Even they have descended to the level of drawing distinctions between the uses of different syllables and discussing the proper meanings of prepositions and conjunctions.
They have come to envy the philologist and the mathematician, and they have taken over all the inessential elements in those studies – with the result that they know more about devoting care and attention to their speech than about devoting such attention to their lives.
Listen and let me show you the sorry consequences to which subtlety carried too far can lead, and what an enemy it is to truth.
Protagoras declares that it is possible to argue either side of any question with equal force, even the question whether or not one can equally argue either side of any question!
Nausiphanes declares that of the things which appear to us to exist, none exists any more than it does not exist.
Parmenides declares that of all these phenomena none exists except the whole.
Zeno of Elea has dismissed all such difficulties
by introducing another; he declares that nothing exists.

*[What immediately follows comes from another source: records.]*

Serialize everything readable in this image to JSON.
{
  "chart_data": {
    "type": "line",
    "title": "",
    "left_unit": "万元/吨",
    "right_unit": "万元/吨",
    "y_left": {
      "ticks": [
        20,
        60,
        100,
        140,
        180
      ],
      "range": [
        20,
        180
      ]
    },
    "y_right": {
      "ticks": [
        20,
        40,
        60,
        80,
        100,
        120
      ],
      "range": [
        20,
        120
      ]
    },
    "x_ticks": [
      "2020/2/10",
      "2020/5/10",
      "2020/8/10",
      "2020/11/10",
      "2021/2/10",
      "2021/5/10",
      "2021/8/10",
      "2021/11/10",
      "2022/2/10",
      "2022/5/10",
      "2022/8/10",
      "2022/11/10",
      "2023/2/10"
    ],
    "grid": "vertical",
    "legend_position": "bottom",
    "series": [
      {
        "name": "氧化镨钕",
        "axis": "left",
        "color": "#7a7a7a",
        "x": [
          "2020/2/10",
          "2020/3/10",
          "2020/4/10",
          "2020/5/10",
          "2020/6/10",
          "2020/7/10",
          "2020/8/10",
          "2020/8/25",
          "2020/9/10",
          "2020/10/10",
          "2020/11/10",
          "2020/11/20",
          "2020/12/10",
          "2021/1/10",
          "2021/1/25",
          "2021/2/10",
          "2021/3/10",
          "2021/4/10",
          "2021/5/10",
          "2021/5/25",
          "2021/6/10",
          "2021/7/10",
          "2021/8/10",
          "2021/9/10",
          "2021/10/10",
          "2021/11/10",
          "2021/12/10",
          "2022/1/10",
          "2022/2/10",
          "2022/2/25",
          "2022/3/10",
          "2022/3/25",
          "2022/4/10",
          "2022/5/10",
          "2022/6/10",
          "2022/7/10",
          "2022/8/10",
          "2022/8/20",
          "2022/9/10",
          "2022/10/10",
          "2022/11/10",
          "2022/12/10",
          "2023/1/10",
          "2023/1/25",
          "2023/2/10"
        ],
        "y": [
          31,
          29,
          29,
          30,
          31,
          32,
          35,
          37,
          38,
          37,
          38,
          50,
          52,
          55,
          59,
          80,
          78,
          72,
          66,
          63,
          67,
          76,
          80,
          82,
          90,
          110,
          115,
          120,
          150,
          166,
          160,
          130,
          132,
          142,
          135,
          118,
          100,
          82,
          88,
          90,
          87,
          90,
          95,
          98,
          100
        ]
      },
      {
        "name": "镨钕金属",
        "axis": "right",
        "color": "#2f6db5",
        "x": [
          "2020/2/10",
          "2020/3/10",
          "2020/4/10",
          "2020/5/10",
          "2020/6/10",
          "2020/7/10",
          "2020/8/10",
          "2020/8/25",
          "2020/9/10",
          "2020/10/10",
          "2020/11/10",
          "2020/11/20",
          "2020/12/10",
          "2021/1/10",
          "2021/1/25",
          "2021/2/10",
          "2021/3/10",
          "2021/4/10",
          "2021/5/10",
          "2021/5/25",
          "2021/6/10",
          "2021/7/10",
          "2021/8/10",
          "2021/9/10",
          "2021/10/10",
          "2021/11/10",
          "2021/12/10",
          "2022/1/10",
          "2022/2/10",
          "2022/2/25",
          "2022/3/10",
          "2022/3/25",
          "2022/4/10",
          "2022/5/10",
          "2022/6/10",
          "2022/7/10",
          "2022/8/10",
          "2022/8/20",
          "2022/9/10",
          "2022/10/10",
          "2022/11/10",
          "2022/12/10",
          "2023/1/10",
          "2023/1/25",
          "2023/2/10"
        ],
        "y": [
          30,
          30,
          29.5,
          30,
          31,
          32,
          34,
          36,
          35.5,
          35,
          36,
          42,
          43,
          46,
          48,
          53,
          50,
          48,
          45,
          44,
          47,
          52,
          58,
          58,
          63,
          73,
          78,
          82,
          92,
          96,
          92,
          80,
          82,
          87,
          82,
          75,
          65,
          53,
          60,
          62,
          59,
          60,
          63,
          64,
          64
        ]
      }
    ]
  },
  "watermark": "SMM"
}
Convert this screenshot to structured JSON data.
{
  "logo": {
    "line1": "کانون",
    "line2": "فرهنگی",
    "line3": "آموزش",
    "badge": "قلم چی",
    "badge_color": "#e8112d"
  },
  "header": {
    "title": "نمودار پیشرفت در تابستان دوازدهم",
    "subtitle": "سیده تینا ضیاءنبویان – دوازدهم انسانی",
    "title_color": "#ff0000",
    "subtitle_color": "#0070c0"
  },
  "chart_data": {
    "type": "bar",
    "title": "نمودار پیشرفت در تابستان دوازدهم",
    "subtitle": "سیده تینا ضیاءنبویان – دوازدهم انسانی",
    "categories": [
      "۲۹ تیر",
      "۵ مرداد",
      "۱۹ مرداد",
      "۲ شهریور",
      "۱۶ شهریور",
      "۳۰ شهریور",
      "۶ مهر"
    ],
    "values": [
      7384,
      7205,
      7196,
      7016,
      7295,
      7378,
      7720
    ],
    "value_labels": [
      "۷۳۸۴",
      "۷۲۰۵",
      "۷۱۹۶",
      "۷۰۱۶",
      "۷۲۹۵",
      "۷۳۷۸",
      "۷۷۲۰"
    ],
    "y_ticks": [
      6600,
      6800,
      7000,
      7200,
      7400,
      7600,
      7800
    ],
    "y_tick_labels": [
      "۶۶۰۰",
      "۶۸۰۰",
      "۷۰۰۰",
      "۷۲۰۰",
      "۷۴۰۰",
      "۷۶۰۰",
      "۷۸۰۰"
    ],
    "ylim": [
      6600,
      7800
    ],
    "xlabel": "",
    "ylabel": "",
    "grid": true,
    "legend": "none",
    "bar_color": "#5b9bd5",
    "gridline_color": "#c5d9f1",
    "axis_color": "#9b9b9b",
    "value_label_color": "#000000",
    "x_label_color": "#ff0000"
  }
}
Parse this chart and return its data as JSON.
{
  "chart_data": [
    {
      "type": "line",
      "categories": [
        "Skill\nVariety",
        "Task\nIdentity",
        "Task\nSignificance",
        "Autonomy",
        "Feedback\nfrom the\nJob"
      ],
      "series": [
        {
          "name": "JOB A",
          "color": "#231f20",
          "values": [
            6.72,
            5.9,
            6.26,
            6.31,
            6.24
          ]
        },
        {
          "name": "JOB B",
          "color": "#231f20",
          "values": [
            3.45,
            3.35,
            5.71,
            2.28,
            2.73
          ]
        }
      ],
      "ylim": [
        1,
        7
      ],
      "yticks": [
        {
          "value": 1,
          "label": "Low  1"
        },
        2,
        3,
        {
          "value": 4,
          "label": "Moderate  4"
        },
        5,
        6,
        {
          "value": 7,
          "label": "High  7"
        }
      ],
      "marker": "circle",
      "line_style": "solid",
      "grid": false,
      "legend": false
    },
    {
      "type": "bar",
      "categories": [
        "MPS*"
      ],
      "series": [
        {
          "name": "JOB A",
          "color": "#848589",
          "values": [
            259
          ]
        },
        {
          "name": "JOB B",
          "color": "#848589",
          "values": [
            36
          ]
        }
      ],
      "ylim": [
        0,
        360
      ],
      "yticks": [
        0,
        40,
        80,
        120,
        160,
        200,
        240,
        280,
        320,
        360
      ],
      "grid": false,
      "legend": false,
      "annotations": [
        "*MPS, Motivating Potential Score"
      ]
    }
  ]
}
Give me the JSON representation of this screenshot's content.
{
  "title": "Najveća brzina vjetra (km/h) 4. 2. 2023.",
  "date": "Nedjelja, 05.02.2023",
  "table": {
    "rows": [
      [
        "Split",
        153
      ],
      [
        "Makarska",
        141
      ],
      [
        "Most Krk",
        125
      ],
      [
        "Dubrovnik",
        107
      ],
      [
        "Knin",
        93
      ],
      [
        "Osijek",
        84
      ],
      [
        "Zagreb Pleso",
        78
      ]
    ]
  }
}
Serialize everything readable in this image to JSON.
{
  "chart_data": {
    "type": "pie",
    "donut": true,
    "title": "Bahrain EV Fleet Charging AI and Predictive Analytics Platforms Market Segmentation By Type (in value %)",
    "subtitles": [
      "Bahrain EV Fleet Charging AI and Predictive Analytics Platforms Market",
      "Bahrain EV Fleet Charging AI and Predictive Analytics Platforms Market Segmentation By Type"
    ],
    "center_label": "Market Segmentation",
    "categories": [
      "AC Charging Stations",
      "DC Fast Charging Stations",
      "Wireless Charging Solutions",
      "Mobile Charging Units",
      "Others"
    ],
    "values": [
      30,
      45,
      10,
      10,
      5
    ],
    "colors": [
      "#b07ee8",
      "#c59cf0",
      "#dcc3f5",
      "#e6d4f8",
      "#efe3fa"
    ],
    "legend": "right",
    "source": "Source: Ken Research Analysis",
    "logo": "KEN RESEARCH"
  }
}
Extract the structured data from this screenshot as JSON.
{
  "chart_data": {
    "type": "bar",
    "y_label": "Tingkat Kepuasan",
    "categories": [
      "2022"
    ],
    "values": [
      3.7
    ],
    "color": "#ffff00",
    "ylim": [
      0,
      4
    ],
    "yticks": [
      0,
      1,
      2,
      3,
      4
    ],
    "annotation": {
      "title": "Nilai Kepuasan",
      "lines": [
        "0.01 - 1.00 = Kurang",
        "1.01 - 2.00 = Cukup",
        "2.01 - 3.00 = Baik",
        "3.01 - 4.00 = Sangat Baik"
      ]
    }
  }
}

The Pyrrhonean, Megarian, Eretrian and Academic schools pursue more or less similar lines; the last named have introduced a new branch of knowledge, non-knowledge.

Well, all these theories you should just toss on top of that heap of superfluous liberal studies.
The people I first mentioned provide me with knowledge which is not going to be of any use to me, while the others snatch away from me any hopes of ever acquiring any knowledge at all.
Superfluous knowledge would be preferable to no knowledge.
One side offers me no guiding light to direct my vision towards the truth, while the other just gouges my eyes out.
If I believe Protagoras there is nothing certain in the universe; if I believe Nausiphanes there is just the one certainty, that nothing is certain; if Parmenides, only one thing exists; if Zeno, not even one.
Then what are we?
The things that surround us, the things on which we live, what are they?
Our whole universe is no more than a semblance of reality, perhaps a deceptive semblance, perhaps one without substance altogether.
I should find it difficult to say which of these people annoy me most, those who would have us know nothing or the ones who refuse even to leave us the small satisfaction of knowing that we know nothing.